Quand, dans ce bureau, j’ai eu l’idée de déposer une plainte visant les « biens mal acquis », en 2006, tout le monde m’a dit : « Tu n’y arriveras jamais. » C’est devenu une saga mondiale, avec son lot d’emmerdements. J’ai subi de nombreuses menaces. On a tenté de me piéger et de m’instrumentaliser à plusieurs reprises. Ce n’est pas toujours facile à décoder. Quand on approche le cœur de la corruption, on approche une logique de mafia, ça ne rigole pas.

 

Il y a aussi l’accord trouvé en 2005 entre Total et d’anciens travailleurs forcés en Birmanie, qui a changé la vie de milliers de réfugiés birmans à la frontière thaïlandaise.
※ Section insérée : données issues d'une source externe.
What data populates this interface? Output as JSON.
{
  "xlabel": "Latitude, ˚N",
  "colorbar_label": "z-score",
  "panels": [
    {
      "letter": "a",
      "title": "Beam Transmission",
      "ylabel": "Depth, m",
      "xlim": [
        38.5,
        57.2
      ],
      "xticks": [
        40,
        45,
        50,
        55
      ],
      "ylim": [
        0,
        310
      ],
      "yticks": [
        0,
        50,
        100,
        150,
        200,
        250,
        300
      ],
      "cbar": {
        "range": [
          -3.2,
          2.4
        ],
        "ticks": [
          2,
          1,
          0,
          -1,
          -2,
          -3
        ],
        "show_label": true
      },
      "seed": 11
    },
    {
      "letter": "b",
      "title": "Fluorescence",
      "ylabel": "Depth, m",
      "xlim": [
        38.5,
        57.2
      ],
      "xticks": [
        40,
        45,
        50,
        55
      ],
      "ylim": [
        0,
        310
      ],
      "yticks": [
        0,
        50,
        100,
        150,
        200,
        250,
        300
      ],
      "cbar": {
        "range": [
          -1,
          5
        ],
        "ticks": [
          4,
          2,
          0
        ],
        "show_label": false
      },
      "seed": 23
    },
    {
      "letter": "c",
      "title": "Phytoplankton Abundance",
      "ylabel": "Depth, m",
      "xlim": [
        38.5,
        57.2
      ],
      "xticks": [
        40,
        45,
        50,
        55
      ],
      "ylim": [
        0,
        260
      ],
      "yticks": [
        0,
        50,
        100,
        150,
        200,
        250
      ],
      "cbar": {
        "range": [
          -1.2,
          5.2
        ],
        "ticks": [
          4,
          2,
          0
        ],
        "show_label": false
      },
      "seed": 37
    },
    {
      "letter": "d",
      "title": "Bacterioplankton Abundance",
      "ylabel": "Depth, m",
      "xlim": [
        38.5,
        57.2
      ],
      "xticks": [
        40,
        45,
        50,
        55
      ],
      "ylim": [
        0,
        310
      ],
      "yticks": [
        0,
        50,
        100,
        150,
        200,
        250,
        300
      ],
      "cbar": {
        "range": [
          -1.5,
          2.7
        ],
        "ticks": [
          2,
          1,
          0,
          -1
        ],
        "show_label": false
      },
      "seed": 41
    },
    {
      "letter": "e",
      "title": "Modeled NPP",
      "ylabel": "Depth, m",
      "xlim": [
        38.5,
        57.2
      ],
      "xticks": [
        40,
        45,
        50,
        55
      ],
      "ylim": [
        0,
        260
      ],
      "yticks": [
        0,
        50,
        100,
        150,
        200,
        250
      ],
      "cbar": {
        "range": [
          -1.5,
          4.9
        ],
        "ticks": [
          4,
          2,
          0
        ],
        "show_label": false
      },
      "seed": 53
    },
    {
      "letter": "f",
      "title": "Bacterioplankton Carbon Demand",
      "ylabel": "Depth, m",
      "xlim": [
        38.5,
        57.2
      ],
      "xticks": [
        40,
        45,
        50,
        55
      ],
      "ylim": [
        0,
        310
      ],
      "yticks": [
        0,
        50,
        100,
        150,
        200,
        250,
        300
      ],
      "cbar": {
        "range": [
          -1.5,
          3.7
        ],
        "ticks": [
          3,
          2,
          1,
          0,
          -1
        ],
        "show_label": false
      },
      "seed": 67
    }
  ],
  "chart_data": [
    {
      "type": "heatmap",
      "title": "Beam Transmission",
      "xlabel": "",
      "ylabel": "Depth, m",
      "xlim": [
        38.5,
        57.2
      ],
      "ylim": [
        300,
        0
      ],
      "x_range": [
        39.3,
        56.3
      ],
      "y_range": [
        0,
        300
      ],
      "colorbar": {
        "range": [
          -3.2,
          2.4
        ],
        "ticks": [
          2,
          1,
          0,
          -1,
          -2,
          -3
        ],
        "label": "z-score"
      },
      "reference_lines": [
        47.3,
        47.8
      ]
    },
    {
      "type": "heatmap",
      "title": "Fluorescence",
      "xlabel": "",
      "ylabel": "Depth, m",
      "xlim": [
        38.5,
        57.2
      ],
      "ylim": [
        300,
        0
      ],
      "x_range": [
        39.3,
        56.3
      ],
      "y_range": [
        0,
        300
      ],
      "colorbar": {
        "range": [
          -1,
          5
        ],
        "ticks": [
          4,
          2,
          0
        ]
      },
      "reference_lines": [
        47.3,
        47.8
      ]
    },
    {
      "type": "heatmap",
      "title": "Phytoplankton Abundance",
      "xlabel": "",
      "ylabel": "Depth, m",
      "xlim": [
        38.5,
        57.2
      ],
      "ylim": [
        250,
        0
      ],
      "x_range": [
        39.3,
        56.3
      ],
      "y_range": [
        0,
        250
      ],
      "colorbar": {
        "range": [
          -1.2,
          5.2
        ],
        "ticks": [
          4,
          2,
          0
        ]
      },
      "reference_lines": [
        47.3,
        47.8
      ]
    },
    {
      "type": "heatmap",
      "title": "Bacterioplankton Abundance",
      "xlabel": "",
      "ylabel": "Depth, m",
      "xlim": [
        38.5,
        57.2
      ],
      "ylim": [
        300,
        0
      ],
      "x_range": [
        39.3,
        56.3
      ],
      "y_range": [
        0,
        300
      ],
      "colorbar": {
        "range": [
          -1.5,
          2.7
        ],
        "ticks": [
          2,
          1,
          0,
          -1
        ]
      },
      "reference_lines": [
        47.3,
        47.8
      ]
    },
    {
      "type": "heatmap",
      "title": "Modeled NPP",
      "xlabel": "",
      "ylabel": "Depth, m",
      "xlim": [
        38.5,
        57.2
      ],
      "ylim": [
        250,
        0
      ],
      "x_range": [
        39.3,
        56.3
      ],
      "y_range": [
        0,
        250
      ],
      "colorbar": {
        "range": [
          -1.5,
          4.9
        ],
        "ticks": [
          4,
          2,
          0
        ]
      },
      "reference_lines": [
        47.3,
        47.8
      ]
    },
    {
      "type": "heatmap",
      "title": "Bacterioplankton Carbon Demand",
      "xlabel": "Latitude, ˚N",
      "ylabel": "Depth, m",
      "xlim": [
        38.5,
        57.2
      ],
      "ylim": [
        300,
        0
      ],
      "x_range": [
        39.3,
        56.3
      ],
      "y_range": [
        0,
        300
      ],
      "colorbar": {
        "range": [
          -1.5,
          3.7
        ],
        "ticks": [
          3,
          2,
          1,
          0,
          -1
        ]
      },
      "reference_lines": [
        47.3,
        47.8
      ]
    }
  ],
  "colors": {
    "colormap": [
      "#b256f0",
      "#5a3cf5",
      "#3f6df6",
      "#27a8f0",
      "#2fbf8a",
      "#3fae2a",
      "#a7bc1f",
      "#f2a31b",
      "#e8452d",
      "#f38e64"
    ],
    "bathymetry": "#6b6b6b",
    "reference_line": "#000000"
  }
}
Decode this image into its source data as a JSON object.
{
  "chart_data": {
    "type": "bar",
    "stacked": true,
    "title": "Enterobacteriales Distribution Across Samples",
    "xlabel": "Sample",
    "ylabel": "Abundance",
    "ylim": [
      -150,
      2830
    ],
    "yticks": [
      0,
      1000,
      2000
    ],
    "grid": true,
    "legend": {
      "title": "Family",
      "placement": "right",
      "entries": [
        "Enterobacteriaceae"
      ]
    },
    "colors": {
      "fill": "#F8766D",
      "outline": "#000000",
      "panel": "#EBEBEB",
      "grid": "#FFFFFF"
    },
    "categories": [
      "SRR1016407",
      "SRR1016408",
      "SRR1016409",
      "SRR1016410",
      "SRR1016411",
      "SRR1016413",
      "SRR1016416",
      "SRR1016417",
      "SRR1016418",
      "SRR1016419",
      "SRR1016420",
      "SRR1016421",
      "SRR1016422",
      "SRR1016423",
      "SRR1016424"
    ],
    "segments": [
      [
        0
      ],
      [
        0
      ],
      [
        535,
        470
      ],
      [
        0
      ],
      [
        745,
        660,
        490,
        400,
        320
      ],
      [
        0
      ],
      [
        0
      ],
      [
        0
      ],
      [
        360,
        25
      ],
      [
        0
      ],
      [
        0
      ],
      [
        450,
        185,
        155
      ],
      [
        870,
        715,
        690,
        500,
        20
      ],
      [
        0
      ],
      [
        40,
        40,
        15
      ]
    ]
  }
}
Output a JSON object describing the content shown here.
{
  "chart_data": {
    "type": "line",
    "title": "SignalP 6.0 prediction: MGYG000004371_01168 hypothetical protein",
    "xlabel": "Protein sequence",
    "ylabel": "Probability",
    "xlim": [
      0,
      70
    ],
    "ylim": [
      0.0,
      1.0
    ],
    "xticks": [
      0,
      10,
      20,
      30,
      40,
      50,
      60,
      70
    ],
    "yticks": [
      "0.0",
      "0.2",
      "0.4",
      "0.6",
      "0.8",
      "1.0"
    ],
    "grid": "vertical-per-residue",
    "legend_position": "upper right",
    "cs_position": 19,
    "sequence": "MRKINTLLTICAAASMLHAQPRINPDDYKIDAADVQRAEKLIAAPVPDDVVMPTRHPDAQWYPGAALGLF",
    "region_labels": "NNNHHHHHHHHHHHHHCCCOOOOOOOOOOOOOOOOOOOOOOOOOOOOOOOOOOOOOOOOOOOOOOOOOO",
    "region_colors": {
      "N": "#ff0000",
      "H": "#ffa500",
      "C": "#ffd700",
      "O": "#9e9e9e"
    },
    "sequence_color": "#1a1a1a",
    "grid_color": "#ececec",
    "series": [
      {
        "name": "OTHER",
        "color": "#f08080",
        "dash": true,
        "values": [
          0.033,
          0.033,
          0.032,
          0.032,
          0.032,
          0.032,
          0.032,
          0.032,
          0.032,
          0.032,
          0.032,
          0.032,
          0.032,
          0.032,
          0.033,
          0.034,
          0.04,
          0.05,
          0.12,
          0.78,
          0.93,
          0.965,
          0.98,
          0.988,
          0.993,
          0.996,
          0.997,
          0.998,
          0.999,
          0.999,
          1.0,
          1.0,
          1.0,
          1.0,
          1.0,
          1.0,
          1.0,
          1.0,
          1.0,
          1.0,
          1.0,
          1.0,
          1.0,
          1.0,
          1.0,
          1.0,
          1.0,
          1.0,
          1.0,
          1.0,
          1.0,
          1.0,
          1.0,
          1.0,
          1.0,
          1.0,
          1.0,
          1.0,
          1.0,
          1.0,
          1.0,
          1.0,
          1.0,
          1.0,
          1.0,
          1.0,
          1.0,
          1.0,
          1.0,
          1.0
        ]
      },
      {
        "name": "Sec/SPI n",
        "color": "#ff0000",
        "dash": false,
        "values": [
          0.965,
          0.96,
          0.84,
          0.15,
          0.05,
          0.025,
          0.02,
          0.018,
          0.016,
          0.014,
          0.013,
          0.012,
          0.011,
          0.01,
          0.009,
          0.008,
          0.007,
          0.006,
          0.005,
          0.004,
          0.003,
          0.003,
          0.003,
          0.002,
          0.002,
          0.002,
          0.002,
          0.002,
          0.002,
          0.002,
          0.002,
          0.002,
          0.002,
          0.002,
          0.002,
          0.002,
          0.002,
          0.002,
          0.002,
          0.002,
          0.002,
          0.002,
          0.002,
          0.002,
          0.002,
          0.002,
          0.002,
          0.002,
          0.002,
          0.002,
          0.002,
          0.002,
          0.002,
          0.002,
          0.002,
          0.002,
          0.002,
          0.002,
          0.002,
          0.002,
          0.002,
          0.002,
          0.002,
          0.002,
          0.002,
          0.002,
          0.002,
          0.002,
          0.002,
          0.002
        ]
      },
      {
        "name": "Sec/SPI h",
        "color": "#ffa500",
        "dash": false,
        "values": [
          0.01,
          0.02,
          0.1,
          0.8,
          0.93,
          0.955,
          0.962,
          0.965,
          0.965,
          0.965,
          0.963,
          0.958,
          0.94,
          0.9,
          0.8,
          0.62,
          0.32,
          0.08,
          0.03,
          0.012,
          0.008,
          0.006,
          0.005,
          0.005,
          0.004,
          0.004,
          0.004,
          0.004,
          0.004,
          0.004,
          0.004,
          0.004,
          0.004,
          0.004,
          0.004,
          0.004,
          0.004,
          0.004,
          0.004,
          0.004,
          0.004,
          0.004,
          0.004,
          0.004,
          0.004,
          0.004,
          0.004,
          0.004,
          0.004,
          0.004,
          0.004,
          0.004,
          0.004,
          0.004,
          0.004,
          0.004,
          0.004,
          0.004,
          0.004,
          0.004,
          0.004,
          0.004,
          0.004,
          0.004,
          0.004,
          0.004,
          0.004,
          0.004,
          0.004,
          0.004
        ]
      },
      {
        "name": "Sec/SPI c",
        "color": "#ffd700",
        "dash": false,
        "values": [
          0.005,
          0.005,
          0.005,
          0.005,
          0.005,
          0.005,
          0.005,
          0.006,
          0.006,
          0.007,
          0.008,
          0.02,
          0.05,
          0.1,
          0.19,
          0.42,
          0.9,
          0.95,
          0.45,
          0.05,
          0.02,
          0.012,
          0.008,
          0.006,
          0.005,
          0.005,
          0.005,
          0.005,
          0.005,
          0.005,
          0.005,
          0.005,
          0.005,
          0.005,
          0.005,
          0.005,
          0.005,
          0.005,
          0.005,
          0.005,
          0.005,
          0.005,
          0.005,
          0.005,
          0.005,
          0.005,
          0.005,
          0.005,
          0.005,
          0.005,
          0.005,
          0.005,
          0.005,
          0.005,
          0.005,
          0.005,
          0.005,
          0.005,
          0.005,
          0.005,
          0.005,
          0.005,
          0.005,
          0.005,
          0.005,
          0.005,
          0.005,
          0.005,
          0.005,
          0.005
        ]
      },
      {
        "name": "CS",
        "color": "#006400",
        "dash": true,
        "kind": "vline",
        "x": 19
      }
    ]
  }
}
Et aussi la défense d’opposants, de dissidents en Afrique qu’on arrive à faire libérer et qu’on fête ensuite le soir dans les petits bars de Niamey ou ailleurs.

 

Et les échecs, comment les traverser ?

Les échecs, c’est lorsque, jeune avocat, et même après, on est persuadé à tort ou à raison que son client est innocent, et que l’on prend perpétuité. C’est irrémédiable, un immense sentiment de responsabilité sinon de culpabilité. Quant aux échecs dans les grandes batailles citoyennes, je les relativise. Je fais mien les mots de Nelson Mandela : « Je ne perds jamais. Soit je gagne, soit j’apprends. » On avance en crabe. Il y a aussi des échecs qui potentialisent des victoires futures et remettent au cœur du débat public des enjeux que beaucoup voulaient laisser sous le tapis.